When you open the door to the site’s index it creaks like the saloon door in a  Black and White western, a sound that would make the piano player stop playing…if there was a piano player.  If there was music.  There used to be Music but if any of it remains it’s hidden from view, the links to the wav files buried under grains of virtual sand.

The room you enter is like any other saloon.  Tables fronting on an ornate wooden bar, behind which stands the empty frame of a shattered mirror.  Some pieces of that mirror remain, quicksilver shards radiating out from an ragged circle, a circle that speaks of anger and loss.  A circle that speaks of a moment when someone, maybe the proprietor, looked into that mirror and saw something he or she didn’t like.  It speaks of a moment when everything that had been good in this place was insufficient to over ride something that the mirror showed.  Pain does that, it must have been pain.  Whatever it was it made that unnamed witness to the message of the mirror pause, then throw something into the mirror, a projectile that could tell the mirror to “shut the fuck up” in a most immediate fashion.

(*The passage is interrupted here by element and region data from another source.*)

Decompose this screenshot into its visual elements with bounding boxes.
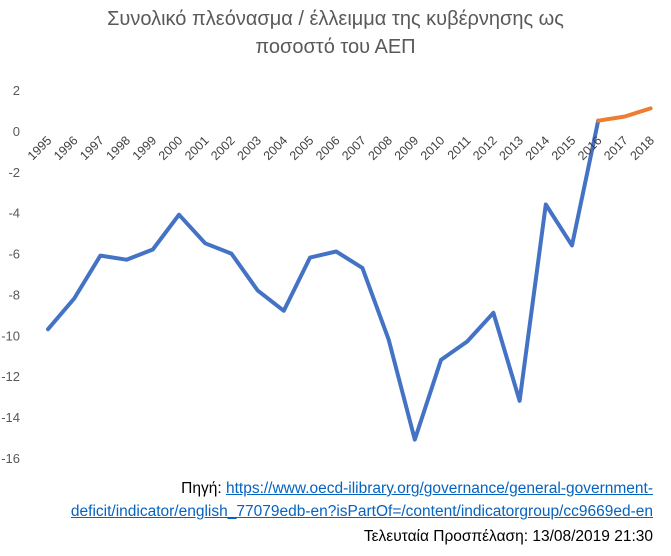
x-tick-label: 2007 bbox=[339, 133, 369, 163]
x-tick-label: 1999 bbox=[130, 133, 160, 163]
series-line-2 bbox=[596, 106, 653, 123]
chart-title-line1: Συνολικό πλεόνασμα / έλλειμμα της κυβέρν… bbox=[107, 8, 564, 30]
y-tick-label: -4 bbox=[8, 206, 20, 221]
x-tick-label: 2010 bbox=[418, 133, 448, 163]
x-tick-label: 1998 bbox=[103, 133, 133, 163]
x-tick-label: 2015 bbox=[549, 133, 579, 163]
x-tick-label: 2017 bbox=[601, 133, 631, 163]
source-line: Πηγή: https://www.oecd-ilibrary.org/gove… bbox=[181, 480, 653, 498]
y-tick-label: -6 bbox=[8, 247, 20, 262]
x-tick-label: 2011 bbox=[445, 133, 474, 162]
x-tick-label: 2003 bbox=[234, 133, 264, 163]
source-link-part1[interactable]: https://www.oecd-ilibrary.org/governance… bbox=[225, 480, 653, 497]
y-tick-label: 2 bbox=[13, 83, 20, 98]
y-tick-label: -8 bbox=[8, 287, 20, 302]
x-tick-label: 2018 bbox=[627, 133, 657, 163]
line-chart: 2 0 -2 -4 -6 -8 -10 -12 -14 -16 199519961997199819… bbox=[1, 83, 657, 466]
y-tick-label: -14 bbox=[1, 410, 20, 425]
last-access-text: Τελευταία Προσπέλαση: 13/08/2019 21:30 bbox=[363, 528, 653, 545]
source-link-line2: deficit/indicator/english_77079edb-en?is… bbox=[71, 503, 653, 521]
x-tick-label: 2000 bbox=[156, 133, 186, 163]
x-tick-label: 2014 bbox=[523, 133, 553, 163]
y-tick-label: -2 bbox=[8, 165, 20, 180]
x-tick-label: 2006 bbox=[313, 133, 343, 163]
x-tick-label: 2008 bbox=[365, 133, 395, 163]
source-link-part2[interactable]: deficit/indicator/english_77079edb-en?is… bbox=[70, 503, 653, 520]
x-tick-label: 2002 bbox=[208, 133, 238, 163]
chart-title-line2: ποσοστό του ΑΕΠ bbox=[255, 36, 416, 58]
y-tick-label: -16 bbox=[1, 451, 20, 466]
x-tick-label: 1997 bbox=[77, 133, 107, 163]
x-tick-label: 2005 bbox=[287, 133, 317, 163]
x-tick-label: 2001 bbox=[182, 133, 212, 163]
x-tick-label: 2013 bbox=[496, 133, 526, 163]
y-tick-label: -10 bbox=[1, 328, 20, 343]
y-tick-label: 0 bbox=[13, 124, 20, 139]
x-tick-label: 2009 bbox=[392, 133, 422, 163]
x-tick-label: 1995 bbox=[25, 133, 55, 163]
x-tick-label: 2012 bbox=[470, 133, 500, 163]
series-line-1 bbox=[46, 118, 601, 442]
y-tick-label: -12 bbox=[1, 369, 20, 384]
x-tick-label: 2004 bbox=[261, 133, 291, 163]
x-tick-label: 1996 bbox=[51, 133, 81, 163]
source-label: Πηγή: bbox=[181, 480, 226, 497]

It was probably a bottle, and it probably had bourbon in it.  You can still smell it in the corners of the place.

Mirrors are like that.  It was the Knight of the mirrors that finally burned through Don Quixote’s beautiful madness, returning him to the grey figure that society has always accepted more readily than a man on a horse with principles and a shaving bowl on his head.

If you turn your back on the mirror you can see the tables spread out between you and the door.  Wooden tables strewn with games and books and the remnants of dreams.  From the way the chairs are arrayed you can tell they used to occupied, filled with people who laughed and joked and sang and stayed up late into the night discussing matters of great import. Those chairs are all empty now.  Some are turned over, like their inhabitants had left suddenly, violently in a hurry, not looking back. They would have hit the swinging doors hard and made them flap like dragon’s wings. Some of the Chairs are still pulled up to the table and there are circles in the dust on the tabletops when’re the build up is lighter. It’s like someone had been resting their elbows there even as the dust began to take the place, but that person had simply vanished. Whether taken or left of their own accord is unknown.

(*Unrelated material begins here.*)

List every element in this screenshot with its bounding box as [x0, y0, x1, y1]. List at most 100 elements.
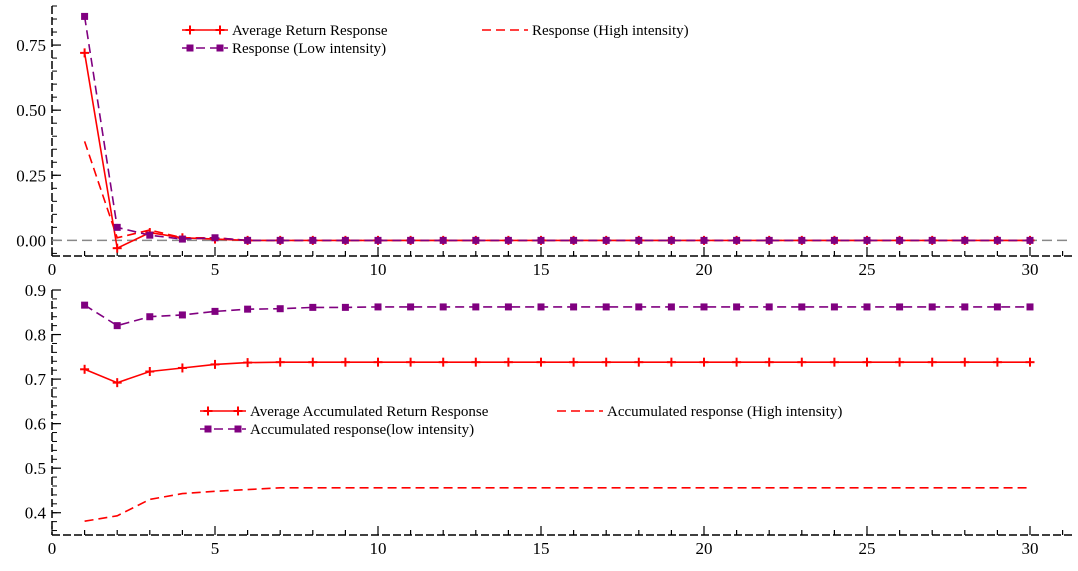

Looking across the room is like looking at a living room on Sunday morning after an oh so Saturday night. There are even half empty beers and pizza boxes open to reveal one last viscous slice of pizza, the grease from the pepperoni congealing.

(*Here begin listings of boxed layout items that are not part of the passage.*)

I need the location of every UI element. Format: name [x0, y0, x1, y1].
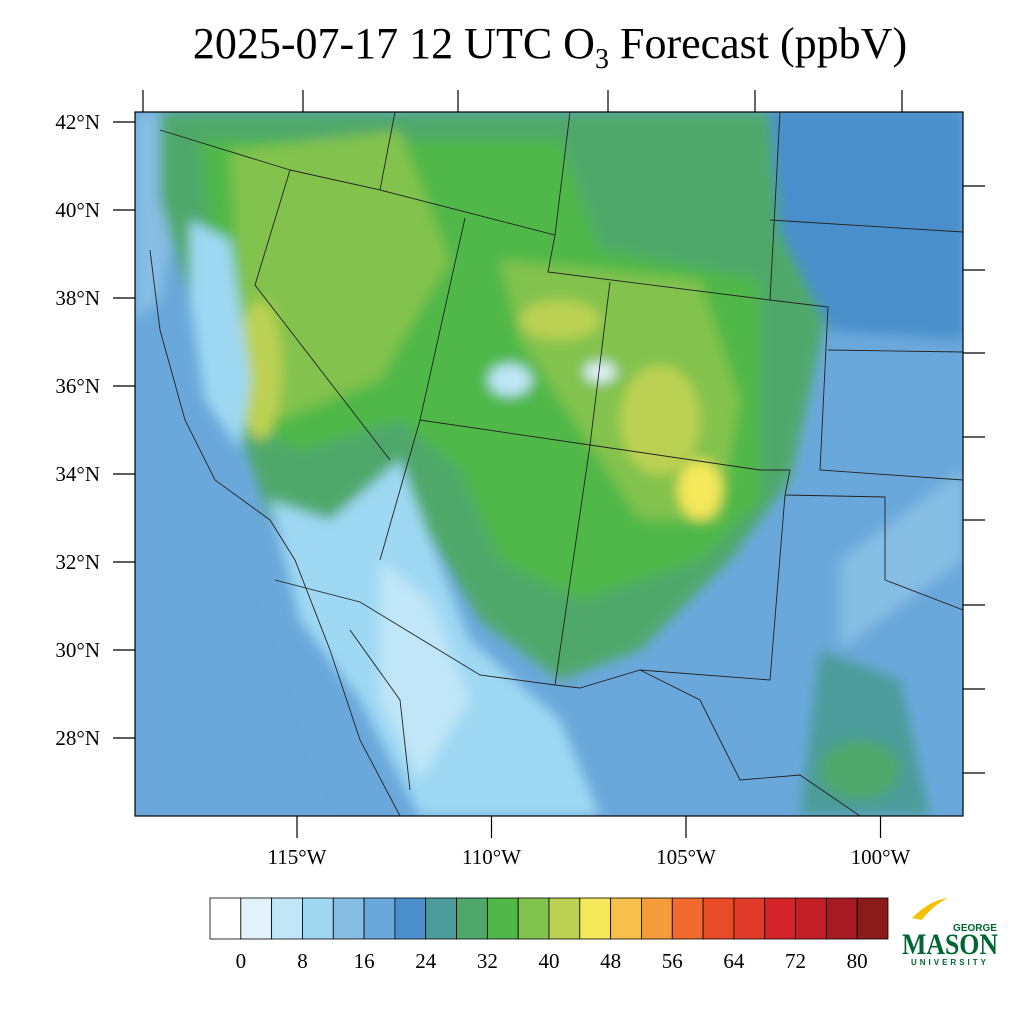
colorbar-box	[456, 897, 488, 940]
colorbar-box	[764, 897, 796, 940]
lat-label: 40°N	[55, 198, 100, 222]
logo-text: GEORGE	[953, 923, 997, 934]
lat-label: 32°N	[55, 550, 100, 574]
colorbar-box	[641, 897, 673, 940]
colorbar-box	[856, 897, 889, 940]
colorbar-box	[486, 897, 519, 940]
colorbar-box	[548, 897, 581, 940]
lon-label: 100°W	[851, 845, 911, 869]
colorbar-label: 32	[477, 949, 498, 973]
title-subscript: 3	[595, 44, 609, 75]
colorbar-box	[394, 897, 427, 940]
colorbar-label: 72	[785, 949, 806, 973]
colorbar-label: 48	[600, 949, 621, 973]
colorbar-box	[363, 897, 396, 940]
lon-label: 105°W	[656, 845, 716, 869]
lon-label: 115°W	[268, 845, 327, 869]
colorbar-box	[271, 897, 303, 940]
colorbar-box	[209, 897, 242, 940]
colorbar-box	[240, 897, 273, 940]
colorbar-label: 80	[847, 949, 868, 973]
colorbar-box	[302, 897, 334, 940]
colorbar-label: 64	[723, 949, 745, 973]
colorbar-box	[610, 897, 642, 940]
colorbar-box	[579, 897, 612, 940]
colorbar-box	[825, 897, 858, 940]
colorbar-box	[733, 897, 766, 940]
lon-label: 110°W	[462, 845, 521, 869]
lat-label: 36°N	[55, 374, 100, 398]
colorbar-box	[702, 897, 735, 940]
map-frame	[134, 111, 964, 817]
colorbar-box	[332, 897, 365, 940]
colorbar-label: 56	[662, 949, 683, 973]
logo: GEORGE MASON UNIVERSITY	[902, 898, 998, 967]
logo-text: UNIVERSITY	[911, 958, 989, 967]
colorbar-label: 24	[415, 949, 437, 973]
title-text: 2025-07-17 12 UTC O	[193, 19, 595, 68]
lat-label: 30°N	[55, 638, 100, 662]
lat-label: 38°N	[55, 286, 100, 310]
title: 2025-07-17 12 UTC O3 Forecast (ppbV)	[193, 19, 907, 75]
colorbar-box	[671, 897, 704, 940]
colorbar-label: 0	[236, 949, 247, 973]
title-text: Forecast (ppbV)	[620, 19, 907, 68]
lat-label: 34°N	[55, 462, 100, 486]
logo-text: MASON	[902, 928, 998, 961]
colorbar-label: 16	[354, 949, 375, 973]
colorbar-box	[795, 897, 827, 940]
lat-label: 42°N	[55, 110, 100, 134]
frame-ticks	[142, 90, 985, 774]
colorbar-box	[517, 897, 550, 940]
ozone-field	[135, 112, 963, 816]
colorbar-label: 40	[539, 949, 560, 973]
lat-label: 28°N	[55, 726, 100, 750]
colorbar-box	[425, 897, 457, 940]
colorbar-label: 8	[297, 949, 308, 973]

So what do you do with a place like this?  Most people would just leave it to the advances of the net, letting the hordes of telemarketers and Eastern European scammers use it like a lost child before it is shuttered once and for all.  I can’t do that though.  I remember what this place was like when it was full of dreams and hope.

As we grow older we look back on the things we have done in the past with nostalgia and long for a simpler time.  The thing is though the times haven’t gotten any more complicated, we have.  As we age our brains fill up with life. The things we have done with the people we love, the things we have done to stay alive and the things that have happened to lay us low. As our brains fill up with this effluvia the thoughts take up more room, first to fill are the empty crevasses and crannies. Next to go are the smaller memories, the lost moments that we really will never miss. Finally, when space become an issue the last to go are our dreams, and with them hope. That is when we start to age. As children we longed for the time when we would be “all grown up”. When we grow up only then do we realize how much value there is in the lack of experience.

We can talk more about this later but I have to find the broom and the dustpan…this place is a mess.